As with most questions of human behavior, the evidence here is mixed. Partisan preference (as distinct from party membership) is a powerful force that limits how much people are willing to stray from their team’s consensus. Lots of people do “follow the crowd” when it comes to political attitudes, conforming their views on issues beyond their personal experience to those of their leaders or groups.
But there is also good evidence for the proposition that ideas matter — that powerful messages conveyed in compelling ways can change the course of political debates, movements, and elections. For example, the bitter conflicts of the 20th century between rival totalitarian ideologies are difficult to explain without recourse to ideas. Millions of people were willing to fight and die for causes that originated in the written word of persuasive madmen such as Marx, Lenin, Mussolini, and Hitler.
It works for benign ideas, too, and for philosophical conflicts with less at stake. A fascinating study published last year in the Quarterly Journal of Political Science used online surveys to gauge the political views of respondents before and after they read op-eds published in The New York Times, The Wall Street Journal, USA Today, and Newsweek. In samples of both general readers and political “elites,” those who read an op-ed became more favorably disposed to its thesis than those who did not, although the effect was weaker for political insiders (as might be expected).

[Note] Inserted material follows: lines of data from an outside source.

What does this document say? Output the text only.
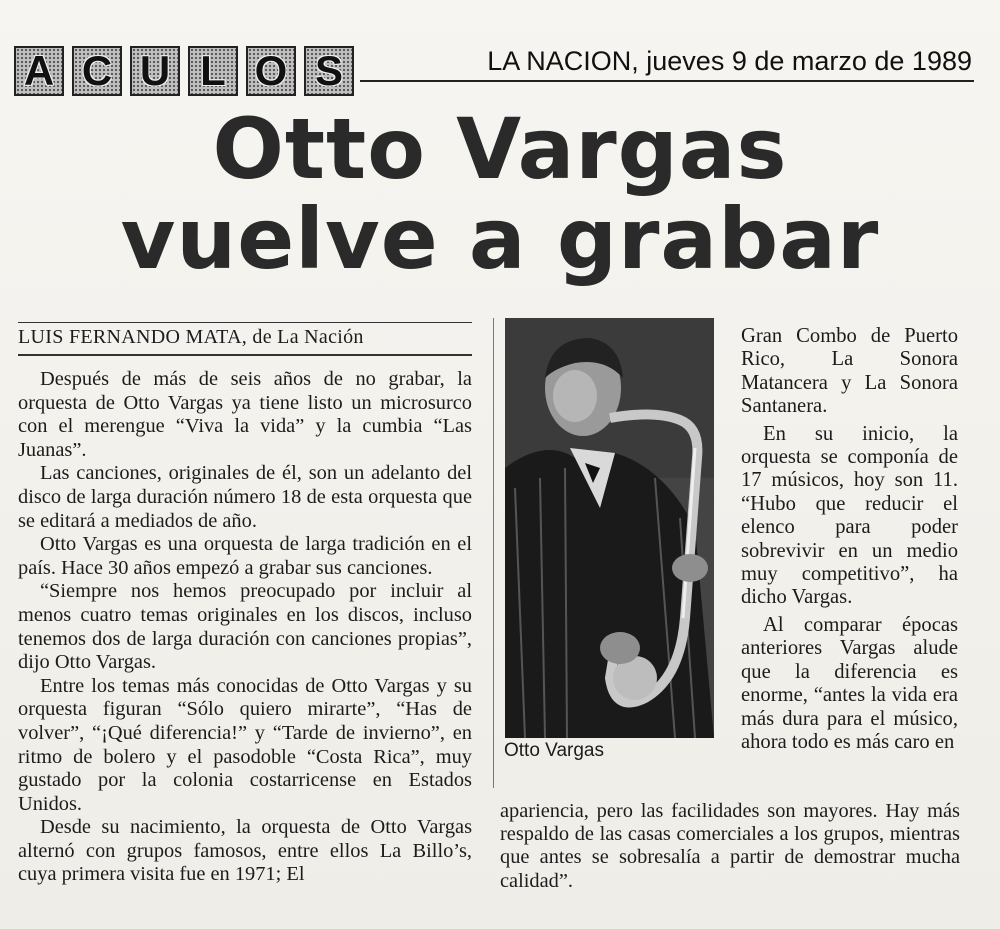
A C U L O S	LA NACION, jueves 9 de marzo de 1989
Otto Vargas
vuelve a grabar
LUIS FERNANDO MATA, de La Nación

Después de más de seis años de no grabar, la orquesta de Otto Vargas ya tiene listo un microsurco con el merengue “Viva la vida” y la cumbia “Las Juanas”.

Las canciones, originales de él, son un adelanto del disco de larga duración número 18 de esta orquesta que se editará a mediados de año.

Otto Vargas es una orquesta de larga tradición en el país. Hace 30 años empezó a grabar sus canciones.

“Siempre nos hemos preocupado por incluir al menos cuatro temas originales en los discos, incluso tenemos dos de larga duración con canciones propias”, dijo Otto Vargas.

Entre los temas más conocidas de Otto Vargas y su orquesta figuran “Sólo quiero mirarte”, “Has de volver”, “¡Qué diferencia!” y “Tarde de invierno”, en ritmo de bolero y el pasodoble “Costa Rica”, muy gustado por la colonia costarricense en Estados Unidos.

Desde su nacimiento, la orquesta de Otto Vargas alternó con grupos famosos, entre ellos La Billo’s, cuya primera visita fue en 1971; El

Otto Vargas

Gran Combo de Puerto Rico, La Sonora Matancera y La Sonora Santanera.

En su inicio, la orquesta se componía de 17 músicos, hoy son 11. “Hubo que reducir el elenco para poder sobrevivir en un medio muy competitivo”, ha dicho Vargas.

Al comparar épocas anteriores Vargas alude que la diferencia es enorme, “antes la vida era más dura para el músico, ahora todo es más caro en

apariencia, pero las facilidades son mayores. Hay más respaldo de las casas comerciales a los grupos, mientras que antes se sobresalía a partir de demostrar mucha calidad”.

Using reasonable estimates of the number of readers exposed to these op-eds in the “real world,” rather than within the confines of the study, the authors calculated the cost-per-mind-changed ranged from 50 cents to three dollars — which compares favorably with other means of political communication such as buying ads or staging events.
Even if the skeptics are right to cast doubt on the persuasion effect, opinion pieces can serve other rhetorical goals. If the writer is a trusted political or intellectual leader, readers may shift their views based on the byline rather than the content. A strongly argued op-ed may also convince political actors who disagree with the writer that they might lose the debate, pushing them towards compromise.
I have loved newspapers ever since I started reading them in the 1970s. I believe in their continued relevance as a critical source of news, analysis, and commentary, whether readers encounter them in print or online. I have considered it a privilege to write a regular column for North Carolina papers, and to contribute occasionally to national ones. And I consider it an opportunity not just to express myself but to inform, challenge, provoke, and, yes, persuade readers to see things as I do.
It’s a two-way street, of course. While my core philosophy has remained the same for more than three decades, my views have shifted on some issues in response to writing, responding to critics, and reading editorial content from other writers.
Today, I had a more limited goal: to persuade you to keep reading editorial pages and opinion sections. Did I succeed?